Ojos más grandes en los Polos. Tal como se sabe de algunas aves y primates, el ojo humano y tamaño del sistema visual varía de acuerdo con los niveles de la luz ambiente en determinada situación. En un estudio publicado en Biology letters, se demostró que cerca de los Polos terrestres, donde la duración promedio del día y los niveles de luminosidad se reducen, los habitantes han desarrollado volúmenes orbitales más grandes, que se sabe corresponden a un globo ocular más grande así como a un mayor volumen de la corteza visual. Sin embargo, la agudeza visual no varía con la latitud, lo que sugiere que los cambios en el tamaño ocular compensa exactamente el nivel de la luz para mantener un desempeño visual promedio. Es la primera vez que se precisa tal variación en humanos, sabido que algunas aves y otros primates activos al amanecer y en la noche tienen un tamaño visual distinto. Ojos más grandes con córneas mayores y pupilas y más conos y bastones permiten una sensibilidad y precisión más alta. Qué curioso.

Orangutanes felices viven más. Los orangutanes en cautiverio que tienen una mirada más positiva viven más años. Los grandes simios calificados por sus cuidadores en los zoológicos como de tener buen genio, de ser capaces de interactuar bien con otros animales y exitosos al lograr las metas diarias, vivían más de 7 años más que los que recibían menor calificación, reportó el psicólogo Alexander Weiss, de la Universidad de Edimburgo en Escocia. La ventaja para los orangutanes más felices sobre los más malgeniados era equivalente a si los individuos en el grupo de los felices tuvieran 11 años menos, se informó en un artículo en Biology letters. Curioso.

Gigante con miedo. Puede que a los elefantes, contrario al cuento, no les de miedo de un ratón, pero hay un animalito más pequeño al que sí le tienen fobia: un insecto. La abeja. Esto ha servido (nadie sabe para quién trabaja) para que los agricultores de Kenya protejan sus cultivos. En el último número de The African Journal of Ecology, científicos instalaron 1.700 metros de barreras a lo largo de los linderos de 17 granjas en el norte de ese país, con una colmena cada 10 metros y compararon tal montaje con el de los 1.700 metros que protegían otra granja, que poseían sólo palos como defensa.
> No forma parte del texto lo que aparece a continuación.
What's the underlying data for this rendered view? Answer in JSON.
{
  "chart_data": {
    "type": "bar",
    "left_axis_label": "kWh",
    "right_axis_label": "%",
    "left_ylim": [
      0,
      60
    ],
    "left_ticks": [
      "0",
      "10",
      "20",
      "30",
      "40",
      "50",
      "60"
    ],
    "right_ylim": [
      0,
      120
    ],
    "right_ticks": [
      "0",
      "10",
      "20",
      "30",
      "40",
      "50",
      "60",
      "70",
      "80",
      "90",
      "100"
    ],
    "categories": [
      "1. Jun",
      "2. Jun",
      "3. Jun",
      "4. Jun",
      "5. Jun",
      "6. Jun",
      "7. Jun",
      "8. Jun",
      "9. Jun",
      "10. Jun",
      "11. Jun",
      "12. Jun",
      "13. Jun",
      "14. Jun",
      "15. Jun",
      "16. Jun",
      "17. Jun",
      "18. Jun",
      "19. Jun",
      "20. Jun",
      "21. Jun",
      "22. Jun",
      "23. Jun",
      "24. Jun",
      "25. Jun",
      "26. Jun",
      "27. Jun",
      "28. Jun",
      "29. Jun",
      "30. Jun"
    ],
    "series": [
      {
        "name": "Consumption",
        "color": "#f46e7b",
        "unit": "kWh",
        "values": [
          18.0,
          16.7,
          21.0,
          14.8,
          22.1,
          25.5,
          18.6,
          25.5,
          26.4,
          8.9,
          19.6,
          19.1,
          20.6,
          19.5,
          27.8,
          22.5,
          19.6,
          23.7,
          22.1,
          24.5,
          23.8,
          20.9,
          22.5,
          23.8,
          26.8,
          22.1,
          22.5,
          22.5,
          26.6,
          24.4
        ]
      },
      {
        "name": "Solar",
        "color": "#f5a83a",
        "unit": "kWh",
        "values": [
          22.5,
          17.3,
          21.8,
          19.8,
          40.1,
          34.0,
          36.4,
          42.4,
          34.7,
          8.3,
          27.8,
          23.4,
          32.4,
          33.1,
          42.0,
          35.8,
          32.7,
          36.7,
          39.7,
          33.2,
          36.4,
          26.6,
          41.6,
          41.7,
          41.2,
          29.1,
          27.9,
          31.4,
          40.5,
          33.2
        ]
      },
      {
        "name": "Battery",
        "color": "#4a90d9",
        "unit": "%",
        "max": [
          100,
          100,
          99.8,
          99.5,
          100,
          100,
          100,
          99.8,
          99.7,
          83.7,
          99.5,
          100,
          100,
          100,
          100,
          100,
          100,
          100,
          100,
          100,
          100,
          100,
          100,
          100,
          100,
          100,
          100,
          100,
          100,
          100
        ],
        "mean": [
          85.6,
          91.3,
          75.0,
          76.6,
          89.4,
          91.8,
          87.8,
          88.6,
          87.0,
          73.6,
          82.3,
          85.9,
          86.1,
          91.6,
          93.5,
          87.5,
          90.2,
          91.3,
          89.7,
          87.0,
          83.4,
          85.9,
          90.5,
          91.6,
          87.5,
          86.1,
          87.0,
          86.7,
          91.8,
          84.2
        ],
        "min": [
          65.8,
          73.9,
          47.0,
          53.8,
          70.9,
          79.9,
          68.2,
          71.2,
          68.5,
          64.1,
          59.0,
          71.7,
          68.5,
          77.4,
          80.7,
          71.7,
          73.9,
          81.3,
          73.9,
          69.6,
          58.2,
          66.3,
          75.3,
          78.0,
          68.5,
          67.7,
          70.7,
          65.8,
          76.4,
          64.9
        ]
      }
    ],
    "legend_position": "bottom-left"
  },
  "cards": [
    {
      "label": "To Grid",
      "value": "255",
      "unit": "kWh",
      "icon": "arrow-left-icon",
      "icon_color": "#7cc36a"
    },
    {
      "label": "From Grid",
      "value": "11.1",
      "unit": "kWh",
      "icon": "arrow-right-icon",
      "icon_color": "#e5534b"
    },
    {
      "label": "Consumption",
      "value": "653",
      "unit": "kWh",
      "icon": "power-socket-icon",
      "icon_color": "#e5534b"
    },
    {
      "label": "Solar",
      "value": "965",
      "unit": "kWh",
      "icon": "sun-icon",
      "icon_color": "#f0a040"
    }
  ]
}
En dos años, sólo un elefante traspasó la barrera con las abejas, mientras que 31 no respetaron las barreras con palos. Muy, pero muy curioso

Un planeta en el equinoccio

Sorprendente Saturno: una vez cada 15 años, Saturno, el gran planeta de los anillos, queda con ellos visto de canto, una oportunidad para estudiar los dos polos a la vez, por lo que el telescopio espacial Hubble fue destinado a esa misión unos días.
A Saturno le toma casi 30 años orbitar el Sol (qué año tan largo: si fuera en la Tierra, entonces una persona viviría a lo sumo 3 años) y sólo ha dos oportunidades de captarlo como fue visto en esta oportunidad.
En la imagen se aprecian las auroras polares, que parecen simétricas en ambos polos aunque un estudio profundo demuestra que existen diferencias: la del norte es algo más pequeña pero más intensa.
En el momento de la imagen, Saturno se encontraba cerca del equinoccio, uno de los dos momentos del viaje alrededor del Sol cuando los rayos de la estrella caen perpendiculares sobre el ecuador del planeta.
Foto cortesía Hubble

Será que nos ahogamos…

Aunque no lo crea: continuamente, de la Tierra, está escapando oxígeno hacia el espacio exterior. Las mediciones fueron realizadas por el satélite Clúster, de la Agencia Espacial Europea.
El oxígeno escapa por los polos, en la dirección del campo magnético terrestre. Y pensar que hasta hace unas pocas décadas, los científicos creían que ese campo estaba lleno solo de partículas provenientes del viento solar.
La pregunta lógica sería: ¿bueno, entonces qué pasará: se nos acabará el oxígeno?
Los niveles actuales no son preocupantes. Comparado con las existencias del gas que permite la vida en la Tierra, el escape es despreciable. Los científicos creen, sin embargo, que algún día cuando el Sol esté más viejo, el balance se rompería y escaparía más oxígeno. ¿Cuánto? No se sabe aún. Se necesitará más trabajo al respecto.
La ilustración cedida por la ESA (la agencia espacial) muestra los elementos que escapan al espacio.